Letter: Sick people should not fear government

To the community,

When my friends and I wrote and passed The Compassionate Use Act, otherwise known as Proposition 215, we never, in our worst nightmares, could have imagined that 17 years after its historic passage, medical marijuana patients would still be living in fear.

Steve Kubby

Steve Kubby

During all those years I’ve seen countless sick people arrested, humiliated, bankrupted, indicted, prosecuted like common criminals, and sent off to prison for decades at a time, all over a healing herb. I’ve also seen the exhausted faces of patients who must endure long rides, sometimes through dangerous blizzard conditions, because they have run out of the strain of cannabis that works best for them and are forced to travel to the Bay Area to get their preferred strain of medicine and the real relief it provides for them.

Right now, here is South Lake Tahoe, there are sick people who live in constant fear that the city will come in unannounced, turn off their power, fine them $1,000 per day and leave them to die. They live in terror of low flying aircraft, especially helicopters, convinced that they are about to be discovered and evicted. They avoid going out into public and hide in their homes and apartments instead. Yes, they are horribly sick and living in fear each day.

You don’t ever see them, or hear from them, but I do. Some have obvious disabilities, others appear to be fine, but are in terrible pain and suffering. Most of all, however, they are in fear that enforcers from the city will find them, issue demands they can’t meet, shut off their power and destroy their lives.

Source: California Attorney General's Office

                   Source: California Attorney General’s Office

Regardless of how you or anyone else feels about marijuana, I think we can all agree that genuinely sick people do not deserve to live in daily fear of their city government.

Sadly, there are those who just don’t understand and choose to spread falsehoods instead. Don’t believe the nonsense about how our initiative “will result a pot store on every street corner.” It’s just phony propaganda by a small minority of opponents. Even the city attorney had to remove his comments about “Unlimited Dispensaries” and issue a new title and summary.

Only those who have been residents for over a year in South Lake Tahoe can qualify to operate a dispensary. And the City Council retains the right to ban signage or ban new dispensaries after six months. So don’t buy into the hype and propaganda that people are making up about this compassionate attempt to provide safe access for patients who genuinely need this extraordinary medicine.

In order to protect dispensaries, we also created a clause about making it a crime to conspire with federal authorities to violate state medical marijuana laws. The city attorney balked at approving this clause, alleging that this is an illegal attempt to prohibit the police from enforcing marijuana laws, but we are firmly convinced that it is just the opposite and our initiative is intended to force police to uphold our state medical marijuana laws instead. We know that 99 percent of the federal raids on dispensaries begin with some local official or officer contacting the DEA and telling them that their local government or police have been unable to legally ban or evict certain dispensaries. So from our perspective, it is vital that we have a clause that upholds state medical marijuana laws, by making it a crime to conspire with federal agents intent upon violating state laws.

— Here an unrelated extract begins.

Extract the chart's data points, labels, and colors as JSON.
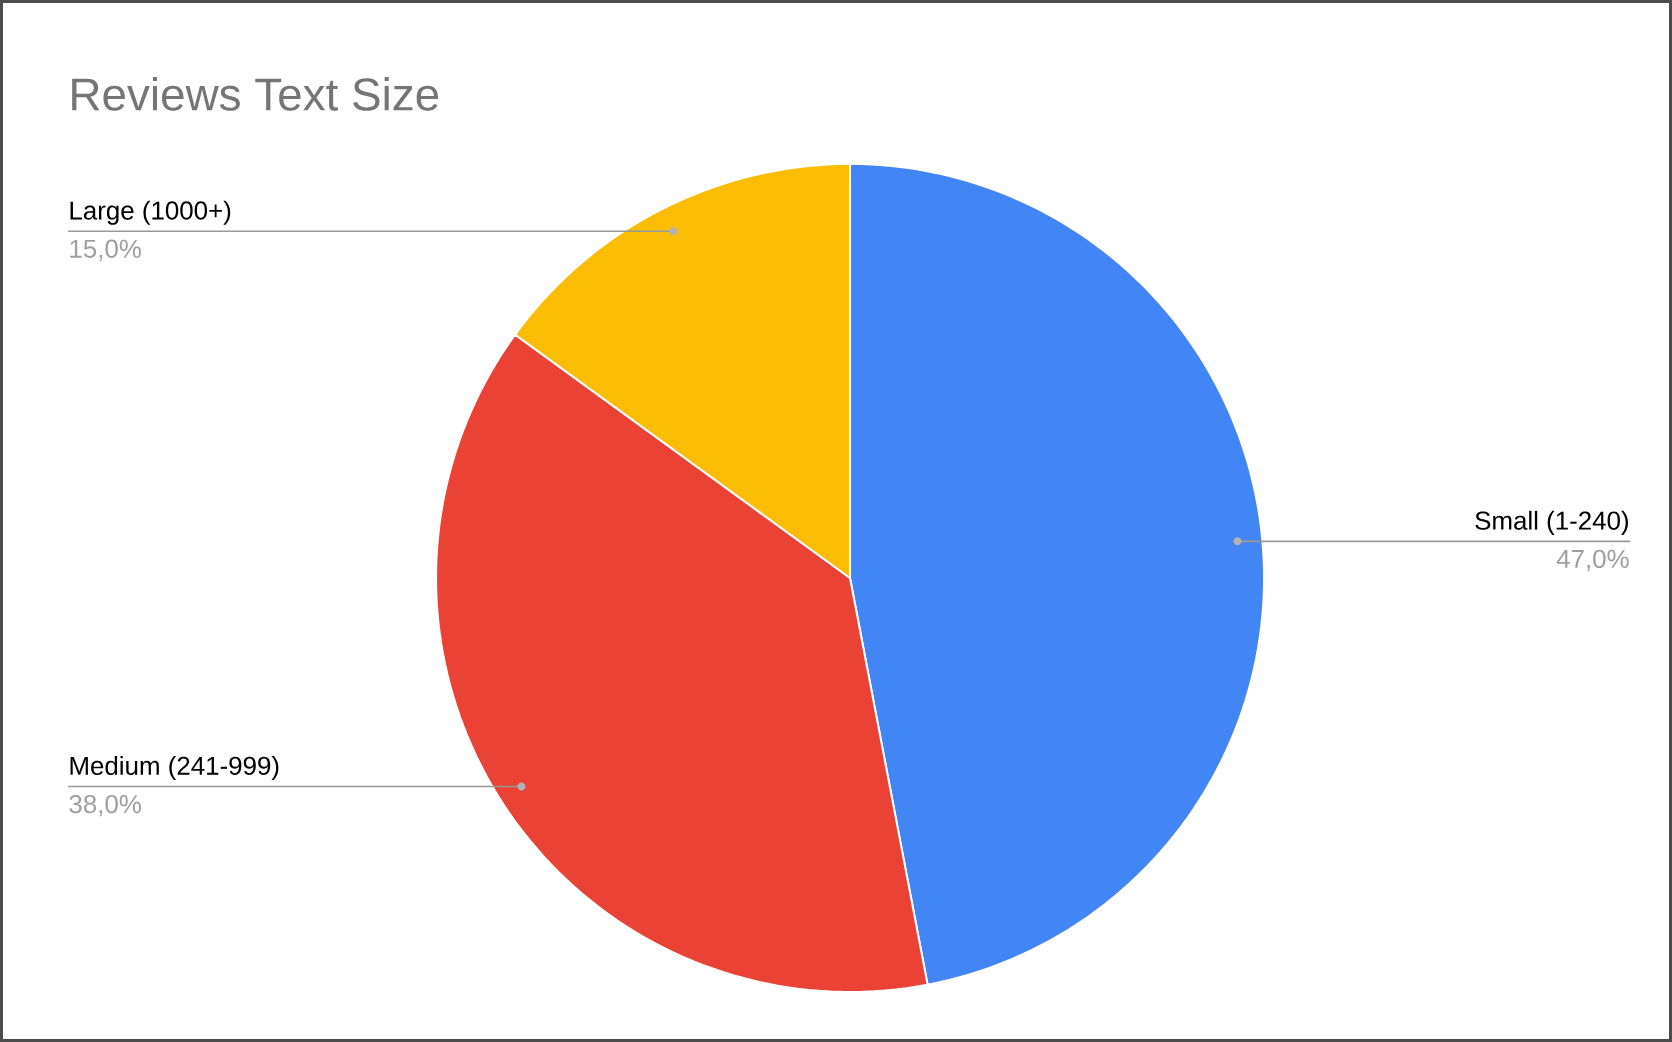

On Monday, I spoke with the city attorney about our objections to the title and summary he issued which included allegations such as “prohibits police from enforcing marijuana laws” and “allows for unlimited dispensaries.” After a frank exchange of views, the city attorney then issued a second title and summary Dec. 9 that removed these fraudulent claims about our initiative.

Of course, there are those who will assert that dispensaries will mean more weed ending up in the hands of kids. That is certainly the claim that the drug czar, Barry McCaffrey, made after the passage of Prop. 215. These are the haters and bigots who want us to believe that throwing kids caught with wee into a jail cell with sexual predators and hardened criminals is the answer to our drug problems.

Now, more than 17 years after the passage of California’s Prop. 215, a considerable body of data exists on teen use of weed and the evidence is clear. No state with a medical marijuana law has experienced an overall increase in youth marijuana use since the law’s enactment. All have reported overall decreases — in some cases exceeding 50 percent in specific age groups — strongly suggesting that the enactment of state medical marijuana laws does not increase teen marijuana use. See details here.

So don’t pay attention to the vocal minority who oppose us and try to paint medical marijuana as some sort of fringe issue. The fact is that every national poll done, including by Fox News, shows 80 percent support for medical marijuana. Here in South Lake Tahoe, voters supported legalization in 2010 with a whopping 58 percent “yes” and a pathetic 42 percent “no”.

The time has come to ignore those who tell you that South Lake Tahoe doesn’t want medical marijuana in our community because this town clearly supports the medical use of cannabis and we have the polls to prove it.

Watch and you will see that those who oppose medical marijuana have no real arguments and must rely instead upon personal attacks against me instead.

With this in mind, my team and I will begin collecting signatures this week, in order to give voters a chance to stop the city from threatening sick people and protect them instead.